Max Mannheimer

Eine Stadt erinnert sich

Dunkle Wolken am Himmel, Wind, Regen und unangenehm frische Temperaturen für einen Tag im Hochsommer: Zu der Veranstaltung vor dem Schulzentrum in Bad Aibling, noch kurz vor den Ferien, passte das Wetter. Auch die »Geburt« der Max-
Mannheimer-Straße, die in Anwesenheit des Bürgermeisters und anderer Honoratioren feierlich in das Straßenverzeichnis der oberbayerischen Gemeinde aufgenommen wurde, war von Widrigkeiten geprägt.

Öffentlich geführte Diskussionen, die gerade in Zusammenhang mit dem Versöhner und Brückenbauer Max Mannheimer (1920–2016) eine beschämende Dimension erreichten, hatte im Dezember letzten Jahres der Bauausschuss der Stadt mit der Namensempfehlung ausgelöst. Zu dem Repertoire von Argumenten, die danach von einer Würdigung des Schoa-Überlebenden abrieten, gehört zum Beispiel die vorgetragene Befürchtung, der Name des prominenten Juden könnte rechtsradikale Schmierereien zur Folge haben.

Debatte Bürgermeister Felix Schwaller war bei der Feierstunde darum bemüht, die unerfreuliche Debatte zu beenden, und wies in seiner Rede ganz besonders auf die Versöhnungsbereitschaft Mannheimers hin – und auf die Aktualität von dessen Grundeinstellung und Botschaft. »Ich träume von einer Welt, in der Humanität an erster Stelle steht, in der Antisemitismus, Rassismus und Fremdenfeindlichkeit keinen Platz haben«, zitierte das Stadtoberhaupt den im letzten Jahr verstorbenen Namensgeber der Straße.

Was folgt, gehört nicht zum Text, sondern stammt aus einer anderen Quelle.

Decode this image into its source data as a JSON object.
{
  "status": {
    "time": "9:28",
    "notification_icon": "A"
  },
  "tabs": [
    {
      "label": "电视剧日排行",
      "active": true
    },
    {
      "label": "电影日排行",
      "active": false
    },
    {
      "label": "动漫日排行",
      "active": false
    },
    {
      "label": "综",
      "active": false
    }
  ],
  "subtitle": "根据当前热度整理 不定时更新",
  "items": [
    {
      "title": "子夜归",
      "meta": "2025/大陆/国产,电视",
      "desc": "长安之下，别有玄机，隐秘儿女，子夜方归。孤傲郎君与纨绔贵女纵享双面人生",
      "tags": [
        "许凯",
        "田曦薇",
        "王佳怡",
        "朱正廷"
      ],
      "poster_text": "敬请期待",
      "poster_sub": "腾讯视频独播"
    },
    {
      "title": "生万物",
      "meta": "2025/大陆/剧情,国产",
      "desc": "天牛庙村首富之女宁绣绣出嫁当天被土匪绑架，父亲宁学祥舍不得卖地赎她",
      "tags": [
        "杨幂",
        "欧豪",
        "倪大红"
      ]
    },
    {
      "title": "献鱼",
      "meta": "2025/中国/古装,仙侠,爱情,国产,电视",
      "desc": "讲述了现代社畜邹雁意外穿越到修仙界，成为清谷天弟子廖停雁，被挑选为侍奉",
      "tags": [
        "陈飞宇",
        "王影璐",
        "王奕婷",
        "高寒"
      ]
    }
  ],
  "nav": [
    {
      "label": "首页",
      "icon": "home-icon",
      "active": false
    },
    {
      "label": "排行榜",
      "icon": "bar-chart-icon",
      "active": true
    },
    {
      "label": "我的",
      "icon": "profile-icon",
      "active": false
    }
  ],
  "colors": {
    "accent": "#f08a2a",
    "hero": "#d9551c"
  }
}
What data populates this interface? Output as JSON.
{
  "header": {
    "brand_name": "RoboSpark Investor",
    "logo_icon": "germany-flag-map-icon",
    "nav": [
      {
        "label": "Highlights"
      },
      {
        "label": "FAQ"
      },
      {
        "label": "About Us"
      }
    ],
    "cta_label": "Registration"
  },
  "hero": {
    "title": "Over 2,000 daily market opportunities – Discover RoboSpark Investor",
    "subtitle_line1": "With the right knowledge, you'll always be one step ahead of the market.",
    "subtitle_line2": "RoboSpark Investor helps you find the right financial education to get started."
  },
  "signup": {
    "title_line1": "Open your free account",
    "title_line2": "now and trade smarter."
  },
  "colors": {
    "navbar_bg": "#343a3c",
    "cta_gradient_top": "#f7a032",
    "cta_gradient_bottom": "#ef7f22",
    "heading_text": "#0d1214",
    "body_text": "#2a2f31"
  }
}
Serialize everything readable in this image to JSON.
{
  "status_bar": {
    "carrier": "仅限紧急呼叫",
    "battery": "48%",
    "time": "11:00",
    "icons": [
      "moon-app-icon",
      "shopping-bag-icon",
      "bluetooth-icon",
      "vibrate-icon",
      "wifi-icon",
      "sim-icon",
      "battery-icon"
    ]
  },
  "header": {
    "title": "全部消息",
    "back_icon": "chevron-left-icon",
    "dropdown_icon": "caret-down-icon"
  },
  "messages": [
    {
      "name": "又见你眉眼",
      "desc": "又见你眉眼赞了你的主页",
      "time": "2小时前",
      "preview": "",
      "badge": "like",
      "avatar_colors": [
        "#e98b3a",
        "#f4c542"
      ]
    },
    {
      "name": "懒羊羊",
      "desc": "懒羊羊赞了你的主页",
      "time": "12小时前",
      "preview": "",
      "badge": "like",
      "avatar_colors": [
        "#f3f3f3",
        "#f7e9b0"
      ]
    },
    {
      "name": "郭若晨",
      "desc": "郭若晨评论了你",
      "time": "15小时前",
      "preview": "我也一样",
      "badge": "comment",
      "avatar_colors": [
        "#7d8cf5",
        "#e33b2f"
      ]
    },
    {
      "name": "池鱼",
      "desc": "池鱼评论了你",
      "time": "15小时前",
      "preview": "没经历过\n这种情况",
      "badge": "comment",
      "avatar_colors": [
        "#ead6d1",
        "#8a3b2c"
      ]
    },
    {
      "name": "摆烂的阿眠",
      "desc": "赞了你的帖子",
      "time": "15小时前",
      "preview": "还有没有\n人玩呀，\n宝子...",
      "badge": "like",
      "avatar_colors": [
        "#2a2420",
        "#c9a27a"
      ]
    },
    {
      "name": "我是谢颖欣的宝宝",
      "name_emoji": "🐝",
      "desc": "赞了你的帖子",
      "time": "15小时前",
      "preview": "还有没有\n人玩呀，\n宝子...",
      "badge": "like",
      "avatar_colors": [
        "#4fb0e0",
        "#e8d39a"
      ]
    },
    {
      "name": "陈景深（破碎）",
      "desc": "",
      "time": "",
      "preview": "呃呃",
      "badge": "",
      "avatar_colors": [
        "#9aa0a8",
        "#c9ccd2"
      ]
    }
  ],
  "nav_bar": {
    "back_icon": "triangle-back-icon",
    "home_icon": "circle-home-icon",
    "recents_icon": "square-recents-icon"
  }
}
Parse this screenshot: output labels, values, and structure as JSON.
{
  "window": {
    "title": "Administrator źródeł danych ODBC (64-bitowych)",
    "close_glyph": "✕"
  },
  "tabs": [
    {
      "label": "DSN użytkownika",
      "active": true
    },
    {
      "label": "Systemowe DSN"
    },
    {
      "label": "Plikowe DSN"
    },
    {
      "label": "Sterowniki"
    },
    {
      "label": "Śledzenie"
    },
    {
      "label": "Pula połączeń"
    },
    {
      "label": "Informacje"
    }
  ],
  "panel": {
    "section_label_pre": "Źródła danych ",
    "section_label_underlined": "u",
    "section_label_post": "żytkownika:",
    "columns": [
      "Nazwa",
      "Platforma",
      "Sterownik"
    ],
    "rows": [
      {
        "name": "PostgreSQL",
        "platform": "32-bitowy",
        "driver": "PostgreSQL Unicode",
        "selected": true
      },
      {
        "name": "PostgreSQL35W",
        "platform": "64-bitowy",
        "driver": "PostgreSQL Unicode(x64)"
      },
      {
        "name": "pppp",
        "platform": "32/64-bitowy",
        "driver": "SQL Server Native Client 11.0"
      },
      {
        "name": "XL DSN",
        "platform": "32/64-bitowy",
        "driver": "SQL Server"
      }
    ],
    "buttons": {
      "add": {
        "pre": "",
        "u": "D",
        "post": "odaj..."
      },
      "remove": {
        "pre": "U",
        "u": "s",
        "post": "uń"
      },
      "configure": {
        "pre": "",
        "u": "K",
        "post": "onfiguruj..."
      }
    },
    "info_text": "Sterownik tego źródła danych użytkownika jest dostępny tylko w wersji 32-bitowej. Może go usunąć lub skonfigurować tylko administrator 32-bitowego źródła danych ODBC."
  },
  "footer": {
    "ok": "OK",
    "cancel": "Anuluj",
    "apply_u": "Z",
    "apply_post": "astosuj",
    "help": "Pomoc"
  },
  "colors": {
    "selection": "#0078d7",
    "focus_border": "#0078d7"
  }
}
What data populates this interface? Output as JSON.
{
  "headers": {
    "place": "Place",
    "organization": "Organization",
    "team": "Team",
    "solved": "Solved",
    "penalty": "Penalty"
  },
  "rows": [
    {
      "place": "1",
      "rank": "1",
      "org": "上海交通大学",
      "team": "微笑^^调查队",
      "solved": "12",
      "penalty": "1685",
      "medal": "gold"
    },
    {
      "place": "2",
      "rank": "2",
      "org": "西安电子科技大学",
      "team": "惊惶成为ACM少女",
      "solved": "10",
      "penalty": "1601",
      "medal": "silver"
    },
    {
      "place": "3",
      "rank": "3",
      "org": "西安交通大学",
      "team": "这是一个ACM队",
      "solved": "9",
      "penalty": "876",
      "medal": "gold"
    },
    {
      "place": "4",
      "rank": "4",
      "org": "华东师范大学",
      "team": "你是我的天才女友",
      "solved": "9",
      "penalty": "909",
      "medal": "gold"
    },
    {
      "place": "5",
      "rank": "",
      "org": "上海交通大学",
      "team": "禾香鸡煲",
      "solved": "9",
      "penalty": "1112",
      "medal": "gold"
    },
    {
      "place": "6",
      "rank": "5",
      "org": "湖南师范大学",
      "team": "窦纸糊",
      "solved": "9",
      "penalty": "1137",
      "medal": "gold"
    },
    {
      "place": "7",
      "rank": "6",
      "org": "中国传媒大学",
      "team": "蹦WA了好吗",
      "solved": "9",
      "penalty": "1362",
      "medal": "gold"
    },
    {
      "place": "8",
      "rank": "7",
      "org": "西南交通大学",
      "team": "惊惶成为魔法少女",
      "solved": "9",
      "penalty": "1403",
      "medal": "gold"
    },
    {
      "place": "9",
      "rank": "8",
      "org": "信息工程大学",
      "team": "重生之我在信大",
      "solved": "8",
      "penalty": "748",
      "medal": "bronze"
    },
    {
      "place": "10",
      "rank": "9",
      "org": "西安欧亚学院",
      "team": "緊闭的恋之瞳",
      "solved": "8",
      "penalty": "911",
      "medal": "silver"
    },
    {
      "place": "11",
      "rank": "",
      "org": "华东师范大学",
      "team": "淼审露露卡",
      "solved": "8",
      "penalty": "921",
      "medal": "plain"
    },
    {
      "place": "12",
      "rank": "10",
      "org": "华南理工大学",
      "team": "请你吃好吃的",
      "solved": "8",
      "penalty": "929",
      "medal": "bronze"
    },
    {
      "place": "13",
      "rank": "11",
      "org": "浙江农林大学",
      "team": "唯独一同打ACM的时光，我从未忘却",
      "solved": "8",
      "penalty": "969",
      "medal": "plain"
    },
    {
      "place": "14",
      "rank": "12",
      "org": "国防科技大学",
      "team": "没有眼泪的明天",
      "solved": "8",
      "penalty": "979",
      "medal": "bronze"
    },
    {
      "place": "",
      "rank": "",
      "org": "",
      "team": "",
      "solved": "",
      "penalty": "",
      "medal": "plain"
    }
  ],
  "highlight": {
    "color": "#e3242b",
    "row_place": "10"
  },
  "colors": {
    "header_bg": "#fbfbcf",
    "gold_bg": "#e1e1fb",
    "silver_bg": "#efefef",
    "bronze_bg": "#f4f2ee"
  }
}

Die bisher namenlose Straße, die in einem Neubaugebiet liegt und zum Schulzentrum führt, ist von überschaubarer Größe, die Hausnummernvergabe entsprechend exklusiv. Die Hausnummer 1 hat die Realschule, 2 das Gymnasium, 6 die Wirtschaftsschule, und die Wohnung des Hausmeisters trägt die Nummer 4. Den Schulstandort mit dem Straßennamen Max Mannheimer zu verbinden, hält der Bürgermeister, wie er erklärte, für geradezu ideal. Das hört sich anders an als Beiträge in der unseligen Diskussion, die ins Feld führten, dass in Bad Aibling schon genügend Straßen nach Personen benannt seien, die sich als gewaltlose Widerstandskämpfer gegen das Dritte Reich und das Vergessen eingesetzt hätten oder zum Opfer des NS-Regimes wurden.

Nicht nur das Stadtoberhaupt, sondern alle Repräsentanten, die sich bei der Feierstunde zu Wort meldeten, machten in ihren Reden deutlich, dass es an diesem Tag um mehr als nur eine Straßenbenennung ging. Dokumentiert wurde dies auch durch die Anwesenheit der Vertreter des Stadtrats über Parteigrenzen hinweg und einer EU-Abgeordneten der SPD. Den Geist und die Botschaft von Max Mannheimer weiterzugeben, wurde von allen als Auftrag verstanden.

Schulzentrum Den Weg nach Bad Aibling hatte Max Mannheimer oft gefunden. Noch im Herbst letzten Jahres sollte er dort an einer Kulturveranstaltung teilnehmen, aber daraus wurde nichts mehr. Mannheimer starb am 23. September im Alter von 96 Jahren. Aber zuvor hatte er auch oft das Schulzentrum besucht, vor dem jetzt das Straßenschild mit seinem Namen steht.

Immer wieder sei er hierhergekommen, betonte das Stadtoberhaupt, um seine Botschaft der Offenheit an künftige Generationen weiterzugeben. Auf seinem Weg der Aufklärung und Verständigung durch die Schulen prägte Mannheimer einen Satz, den auch die Schüler in Bad Aibling zu hören bekamen: »Ihr seid nicht verantwortlich für das, was geschah. Aber was in Zukunft geschieht, dafür schon.«

Schulleiter und Geschichtslehrer Michael Beer hob in seiner Rede die positive Grundhaltung Mannheimers hervor, der nie als Ankläger aufgetreten sei und immer nach vorne geblickt habe. Wie menschenfreundlich der Schoa-Überlebende trotz seiner traumatischen Lebenserfahrung in jungen Jahren geblieben war, machten die beiden Schulleiterinnen Ursula Endler-Hoehne, verantwortlich für die Realschule, und Bärbel Marx von der Wirtschaftsschule deutlich, indem sie ihn postum in Bild und mit Zitaten zu Wort kommen ließen. Barbara Distel, die als Leiterin der KZ-Gedenkstätte Dachau Mannheimer als Zeitzeugen und Freund schätzen gelernt hat, zeigte sich erleichtert, dass in Bad Aibling doch noch eine Lösung gefunden wurde.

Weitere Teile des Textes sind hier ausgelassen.